Литмир - Электронная Библиотека
A
A

В лекции профессора преобладали пессимистические акценты — покуда речь шла о том, что было «до нас», до того, как возникла спасительная идея мумификации. Профессор выстроил лекцию подобно фотографическому процессу — от негатива к позитиву. Начав с темных сторон бытия, с подвалов, где обитают тлетворные грибки и жучки, постепенно пришел к проекту увековечения.

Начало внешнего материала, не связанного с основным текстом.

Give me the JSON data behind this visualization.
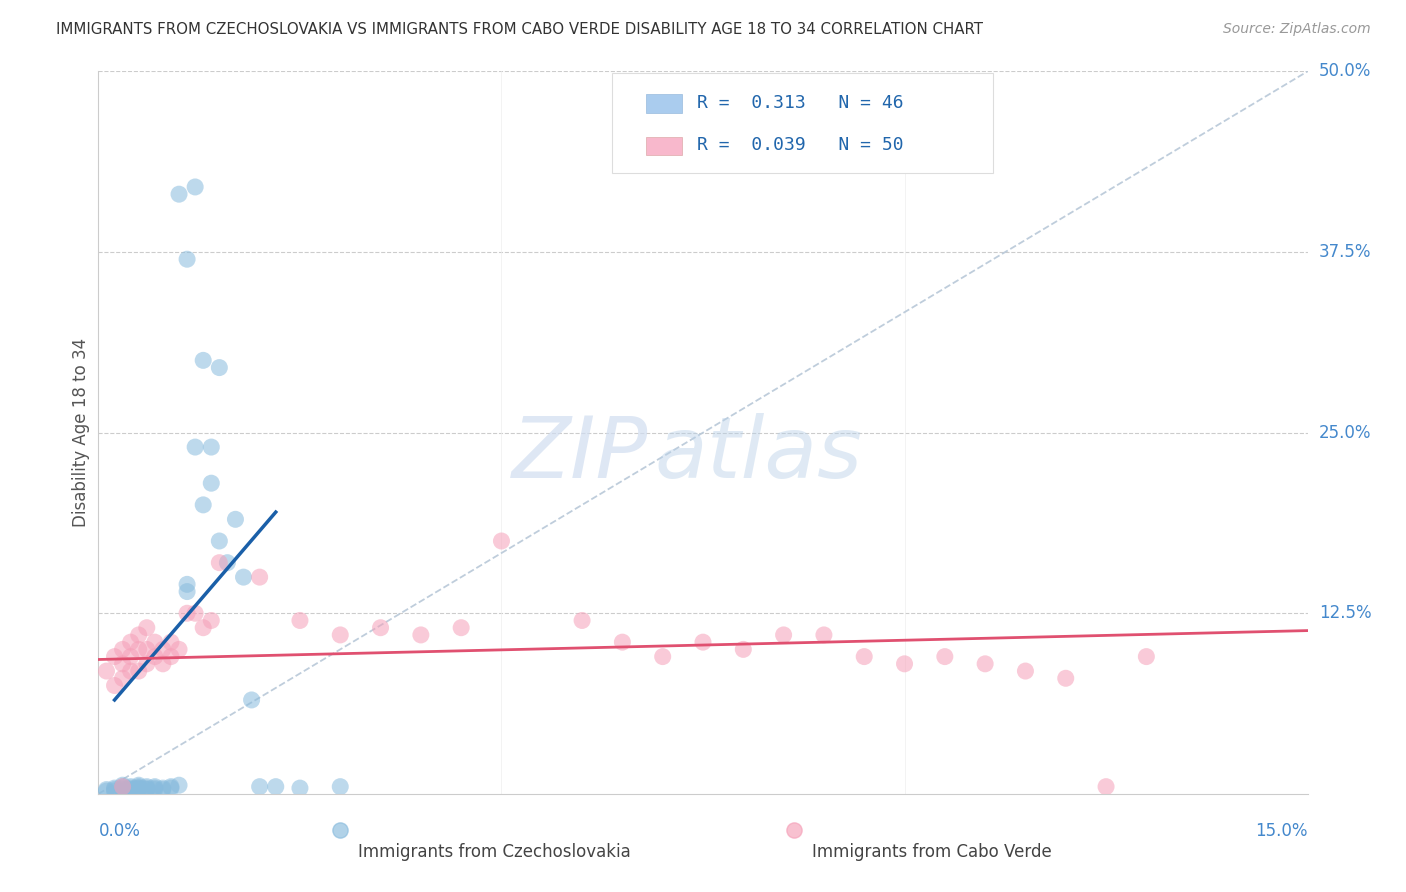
{
  "title": "IMMIGRANTS FROM CZECHOSLOVAKIA VS IMMIGRANTS FROM CABO VERDE DISABILITY AGE 18 TO 34 CORRELATION CHART",
  "source": "Source: ZipAtlas.com",
  "ylabel_label": "Disability Age 18 to 34",
  "xlim": [
    0.0,
    0.15
  ],
  "ylim": [
    0.0,
    0.5
  ],
  "yticks": [
    0.0,
    0.125,
    0.25,
    0.375,
    0.5
  ],
  "ytick_labels": [
    "",
    "12.5%",
    "25.0%",
    "37.5%",
    "50.0%"
  ],
  "blue_color": "#88bbdd",
  "pink_color": "#f5a0b8",
  "blue_line_color": "#1a5fa8",
  "pink_line_color": "#e05070",
  "ref_line_color": "#b8c8d8",
  "legend1_color": "#aaccee",
  "legend2_color": "#f8b8cc",
  "label1": "Immigrants from Czechoslovakia",
  "label2": "Immigrants from Cabo Verde",
  "blue_line_x": [
    0.002,
    0.022
  ],
  "blue_line_y": [
    0.065,
    0.195
  ],
  "pink_line_x": [
    0.0,
    0.15
  ],
  "pink_line_y": [
    0.093,
    0.113
  ],
  "blue_x": [
    0.001,
    0.001,
    0.002,
    0.002,
    0.002,
    0.003,
    0.003,
    0.003,
    0.003,
    0.003,
    0.004,
    0.004,
    0.004,
    0.004,
    0.004,
    0.005,
    0.005,
    0.005,
    0.005,
    0.005,
    0.006,
    0.006,
    0.006,
    0.006,
    0.007,
    0.007,
    0.007,
    0.008,
    0.008,
    0.009,
    0.009,
    0.01,
    0.011,
    0.011,
    0.012,
    0.013,
    0.014,
    0.015,
    0.016,
    0.017,
    0.018,
    0.019,
    0.02,
    0.022,
    0.025,
    0.03
  ],
  "blue_y": [
    0.002,
    0.003,
    0.002,
    0.003,
    0.004,
    0.002,
    0.003,
    0.004,
    0.005,
    0.006,
    0.002,
    0.003,
    0.004,
    0.005,
    0.003,
    0.003,
    0.004,
    0.005,
    0.006,
    0.004,
    0.003,
    0.004,
    0.005,
    0.003,
    0.004,
    0.005,
    0.003,
    0.004,
    0.003,
    0.005,
    0.004,
    0.006,
    0.14,
    0.145,
    0.24,
    0.2,
    0.215,
    0.175,
    0.16,
    0.19,
    0.15,
    0.065,
    0.005,
    0.005,
    0.004,
    0.005
  ],
  "blue_outlier_x": [
    0.01,
    0.012,
    0.011,
    0.013,
    0.015,
    0.014
  ],
  "blue_outlier_y": [
    0.415,
    0.42,
    0.37,
    0.3,
    0.295,
    0.24
  ],
  "pink_x": [
    0.001,
    0.002,
    0.002,
    0.003,
    0.003,
    0.003,
    0.004,
    0.004,
    0.004,
    0.005,
    0.005,
    0.005,
    0.006,
    0.006,
    0.006,
    0.007,
    0.007,
    0.008,
    0.008,
    0.009,
    0.009,
    0.01,
    0.011,
    0.012,
    0.013,
    0.014,
    0.015,
    0.02,
    0.025,
    0.03,
    0.035,
    0.04,
    0.045,
    0.05,
    0.06,
    0.065,
    0.07,
    0.075,
    0.08,
    0.085,
    0.09,
    0.095,
    0.1,
    0.105,
    0.11,
    0.115,
    0.12,
    0.125,
    0.13,
    0.003
  ],
  "pink_y": [
    0.085,
    0.075,
    0.095,
    0.08,
    0.09,
    0.1,
    0.085,
    0.095,
    0.105,
    0.085,
    0.1,
    0.11,
    0.09,
    0.1,
    0.115,
    0.095,
    0.105,
    0.09,
    0.1,
    0.095,
    0.105,
    0.1,
    0.125,
    0.125,
    0.115,
    0.12,
    0.16,
    0.15,
    0.12,
    0.11,
    0.115,
    0.11,
    0.115,
    0.175,
    0.12,
    0.105,
    0.095,
    0.105,
    0.1,
    0.11,
    0.11,
    0.095,
    0.09,
    0.095,
    0.09,
    0.085,
    0.08,
    0.005,
    0.095,
    0.005
  ]
}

— ...Сегодня у нас имеются пропиточные составы, способные мумифицировать древесину и в то же время делать ее огнестойкой. Отработана технология: мы поднимаем резервуары с химическим раствором на верхнюю точку объекта, все детали строения обертываем особой бумагой... Химикалии поступают в обертку и постепенно впитываются в древесину. Емкость резервуара-питателя должна быть такова, чтобы насытить раствором весе детали строения, чтобы вниз, в собиратели, стекало как можно меньше жидкости. На Покровскую церковь уже израсходовано сорок тонн раствора. Это дает полную гарантию сохранности по крайней мере на двадцать пять лет. Наша фирма гарантирует...

Профессор в первый раз улыбнулся, но, странное дело, улыбка его выражала не общую, всем знакомую радость жизни — она таила в себе некий двойственный смысл. Так бы мог улыбнуться, ну, скажем, мастер протезного дела, изготовивший очень хорошую деревянную ногу взамен живой: «Фирма гарантирует...»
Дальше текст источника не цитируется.